A hurricane of enormous proportions just passed through our area.
Hurricane Irma threatened to hit the Tampa Bay area directly as a dangerous and deadly Category 4. The Tampa Bay are doesn’t get hit very often by hurricanes. This is because the city faces the Gulf to the west, and the prevailing east-to-west trade winds at this latitude make it uncommon for a storm to make a direct hit on the west coast of Florida from the Gulf. We haven’t had a major hurricane hit us since 1946, when a Category 1 ‘cane made a direct hit here.
All of this made for a very stressful and unpredictable week. We were simultaneously trying prepare for total destruction of our homes and community while trying to work as normal. We were stressed, tired, and emotionally drained. For an entire week, we struggled with our stomachs in knots, not knowing what to expect come Sunday.
Many folks on our team fled the area, flying and driving and getting as far as possible. Others stayed behind, boarding up windows and doors at their homes. We gave folks the option to work or not, knowing that everyone deals with fear and uncertainty differently. Some of us welcomed the respite that comes with doing work we love; others were singularly focused on preparing our families and homes for the storm. As a group, we decided to offer our office, a literal concrete fortress, as shelter to employees and their friends and family. We provided shelter to 26 humans, 8 dogs, 11 cats, 2 guinea pigs and a rabbit. This was not a selfless or generous act; this was very much because we also needed the shelter for our own loved ones. We couldn’t turn anyone away.

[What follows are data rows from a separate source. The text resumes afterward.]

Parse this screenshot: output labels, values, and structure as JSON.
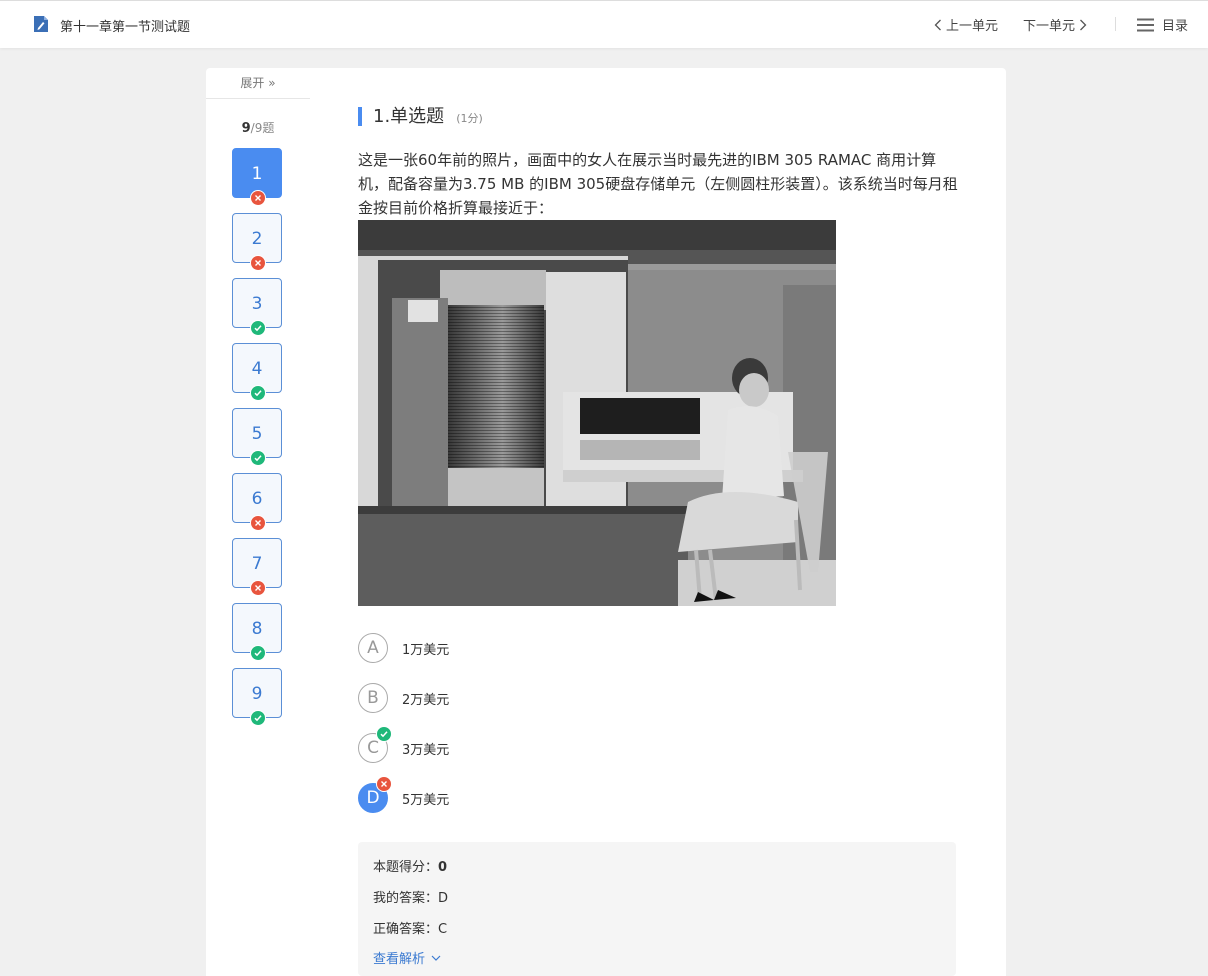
{
  "header": {
    "title": "第十一章第一节测试题",
    "prev_label": "上一单元",
    "next_label": "下一单元",
    "toc_label": "目录"
  },
  "sidebar": {
    "expand_label": "展开",
    "count_current": "9",
    "count_total": "/9题",
    "questions": [
      {
        "num": "1",
        "status": "wrong",
        "active": true
      },
      {
        "num": "2",
        "status": "wrong"
      },
      {
        "num": "3",
        "status": "right"
      },
      {
        "num": "4",
        "status": "right"
      },
      {
        "num": "5",
        "status": "right"
      },
      {
        "num": "6",
        "status": "wrong"
      },
      {
        "num": "7",
        "status": "wrong"
      },
      {
        "num": "8",
        "status": "right"
      },
      {
        "num": "9",
        "status": "right"
      }
    ]
  },
  "question": {
    "title": "1.单选题",
    "score": "(1分)",
    "stem": "这是一张60年前的照片，画面中的女人在展示当时最先进的IBM 305 RAMAC 商用计算机，配备容量为3.75 MB 的IBM 305硬盘存储单元（左侧圆柱形装置）。该系统当时每月租金按目前价格折算最接近于：",
    "options": [
      {
        "letter": "A",
        "text": "1万美元"
      },
      {
        "letter": "B",
        "text": "2万美元"
      },
      {
        "letter": "C",
        "text": "3万美元"
      },
      {
        "letter": "D",
        "text": "5万美元"
      }
    ]
  },
  "result": {
    "score_label": "本题得分：",
    "score_value": "0",
    "my_answer_label": "我的答案：",
    "my_answer_value": "D",
    "correct_label": "正确答案：",
    "correct_value": "C",
    "analysis_label": "查看解析"
  },
  "colors": {
    "accent": "#4a8cf0",
    "right": "#1fb87a",
    "wrong": "#e8553e"
  }
}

We were prepared for the worst. Everyone who came brought coolers with the contents of their refrigerators. Jugs of water. Flashlights and lanterns and airbeds. We had kennels and cribs and card games. We were ready. As the winds started whipping and rain battering, we all took turns taking the dogs out as often as possible before the storm got so strong they’d finally be stuck inside until it passed. We heated up food and mixed drinks and lived as one big weird family for almost 24 hours. The office was strong, almost silent inside as the storm intensified throughout the night. We watched the trees whipping out our front doors, but otherwise there was very little indication that the weather outside was anything but pleasant. It was an eery ignorance that put as at ease. In the morning, we awoke to sunny skies, and our power still on. We’d ridden through the entire storm with WIFI and cold AC which, it turns out, was an anomaly for our area. Almost everyone had lost power throughout the night. We wandered out to assess damage at our homes, packed up our belongings, and put the office back together.
Today, you can hardly tell that we had a storm shelter here. We’ve got a few refugees who needed power, WIFI and AC to get some work done using extra desks. We’ve got half of our staff here working, with the rest making their way back to the area or cleaning up the damage at their homes. We let them decide when they’re ready. We’ve had a lot of people reaching out to say how wonderful it is that we’ve offered so much to our employees and the community throughout this time, and while I appreciate the kind words, I don’t know that there was another option. Compassion, empathy, patience, and sharing resources — especially in times of crisis and uncertainty — those are just the nature of humanity. Of being people-first. Of doing the right thing. I’ve seen the very best in people throughout the past few days, in restaurant owners offering the last of their food and alcohol, or free coffee. In neighbors helping each other remove trees and yard debris from their yards. In small businesses offering charging stations and clean water. In humans sharing their scarce resources and spaces with others. This is what we do, when we need to do it. I hope a little bit of this come-togetherness sticks around for a while.